Total de visualizações de página

quinta-feira, 26 de dezembro de 2013

O Crime do Padre Amaro - Eça de Queirós [parte 23]

- Ai, tem-nos feito muita companhia, disse Amélia. Vem quase todos os dias.
- É um santo! exclamou a Gertrudes.
- Decerto, decerto, murmurou Amaro descontente dum entusiasmo tão vivo. Pessoa de muita virtude...
- De muita virtude, suspirou a velha. Mas... - calou-se, não ousando decerto exprimir as suas reservas de devota.

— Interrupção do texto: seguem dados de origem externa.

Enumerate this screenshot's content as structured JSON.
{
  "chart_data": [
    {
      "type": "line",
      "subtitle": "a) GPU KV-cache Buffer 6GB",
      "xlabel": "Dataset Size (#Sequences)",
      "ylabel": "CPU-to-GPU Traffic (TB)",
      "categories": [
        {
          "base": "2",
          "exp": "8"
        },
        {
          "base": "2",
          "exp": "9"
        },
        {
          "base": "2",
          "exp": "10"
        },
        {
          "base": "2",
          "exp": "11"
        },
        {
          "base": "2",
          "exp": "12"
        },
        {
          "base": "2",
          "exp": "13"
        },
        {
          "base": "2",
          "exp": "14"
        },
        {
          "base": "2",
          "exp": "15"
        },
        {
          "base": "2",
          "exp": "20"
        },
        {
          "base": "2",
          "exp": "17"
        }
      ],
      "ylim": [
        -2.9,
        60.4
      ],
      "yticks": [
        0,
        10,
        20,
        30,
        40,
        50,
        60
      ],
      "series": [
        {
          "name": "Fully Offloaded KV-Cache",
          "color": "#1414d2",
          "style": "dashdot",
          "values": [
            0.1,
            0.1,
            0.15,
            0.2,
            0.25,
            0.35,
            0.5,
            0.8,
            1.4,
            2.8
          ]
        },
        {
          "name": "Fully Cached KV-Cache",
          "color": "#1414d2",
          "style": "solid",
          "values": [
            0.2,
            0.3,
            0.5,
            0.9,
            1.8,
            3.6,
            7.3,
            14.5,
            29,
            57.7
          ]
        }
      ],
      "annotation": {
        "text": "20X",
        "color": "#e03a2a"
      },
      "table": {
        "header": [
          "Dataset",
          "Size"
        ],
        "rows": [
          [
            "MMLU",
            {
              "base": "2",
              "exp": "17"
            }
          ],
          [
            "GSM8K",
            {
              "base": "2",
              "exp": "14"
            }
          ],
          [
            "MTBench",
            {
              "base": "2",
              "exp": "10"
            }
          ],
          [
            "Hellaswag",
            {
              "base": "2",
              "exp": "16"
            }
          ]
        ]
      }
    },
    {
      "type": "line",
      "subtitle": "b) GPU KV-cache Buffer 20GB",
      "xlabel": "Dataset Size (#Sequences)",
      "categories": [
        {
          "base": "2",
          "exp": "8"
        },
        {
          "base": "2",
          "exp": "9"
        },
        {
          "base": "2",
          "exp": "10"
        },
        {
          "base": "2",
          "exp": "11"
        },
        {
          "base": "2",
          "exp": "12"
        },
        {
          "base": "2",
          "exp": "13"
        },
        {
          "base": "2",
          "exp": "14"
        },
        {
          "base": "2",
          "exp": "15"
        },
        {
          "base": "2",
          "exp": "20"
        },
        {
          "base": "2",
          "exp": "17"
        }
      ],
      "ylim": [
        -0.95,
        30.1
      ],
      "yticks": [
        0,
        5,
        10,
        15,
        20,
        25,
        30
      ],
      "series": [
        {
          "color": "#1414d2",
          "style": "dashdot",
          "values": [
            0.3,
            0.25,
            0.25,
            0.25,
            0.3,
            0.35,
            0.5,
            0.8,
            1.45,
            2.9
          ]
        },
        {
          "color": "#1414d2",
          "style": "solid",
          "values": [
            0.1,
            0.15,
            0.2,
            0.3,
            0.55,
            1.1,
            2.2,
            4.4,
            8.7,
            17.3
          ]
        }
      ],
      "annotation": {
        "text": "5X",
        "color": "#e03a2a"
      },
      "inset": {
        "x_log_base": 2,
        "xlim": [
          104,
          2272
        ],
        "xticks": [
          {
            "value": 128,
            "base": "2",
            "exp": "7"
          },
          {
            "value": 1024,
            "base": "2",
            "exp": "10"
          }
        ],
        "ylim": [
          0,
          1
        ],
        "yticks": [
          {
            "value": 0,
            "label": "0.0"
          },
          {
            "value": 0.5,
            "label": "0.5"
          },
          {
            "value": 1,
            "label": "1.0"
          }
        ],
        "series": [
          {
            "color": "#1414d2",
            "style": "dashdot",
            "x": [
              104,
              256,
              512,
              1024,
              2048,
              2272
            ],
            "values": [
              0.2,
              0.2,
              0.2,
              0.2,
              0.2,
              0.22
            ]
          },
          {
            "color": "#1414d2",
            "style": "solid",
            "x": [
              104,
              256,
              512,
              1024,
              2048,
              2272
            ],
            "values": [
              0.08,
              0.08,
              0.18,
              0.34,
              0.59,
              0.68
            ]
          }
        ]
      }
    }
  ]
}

E exclamou numa súplica: Ai, o senhor pároco é que devia vir por aqui, ajudar-me a levar esta cruz da doença...
- Hei-de vir, minha senhora, hei-de vir. É bom para a distrair, para lhe dar as noticias... E a propósito, tive ontem carta do nosso cônego.
Rebuscou na algibeira, leu alguns períodos da carta. O padre-mestre já tinha quinze banhos. A praia estava cheia de gente. A D. Maria passara doente com um furúnculo. O tempo famoso. Todas as tardes grandes passeatas a ver recolher as redes. A S. Joaneira, boa, mas falando sempre na filha...
- Pobre mamã... choramigou Amélia.
Mas a velha não se interessava com as novidades, gemendo a sua ronqueira. Foi Amélia que perguntou pelos amigos de Leiria, pelo Sr, padre Natário, pelo Sr, padre Silvério...
Ia escurecendo já: a Gertrudes fora preparar o candeeiro. Amaro enfim ergueu-se:
- Pois, minha senhora, até outro dia. Esteja certa que hei-de aparecer de vez em quando. E nada de afligir... Agasalho, boa dieta, e a misericórdia de Deus não a há-de abandonar...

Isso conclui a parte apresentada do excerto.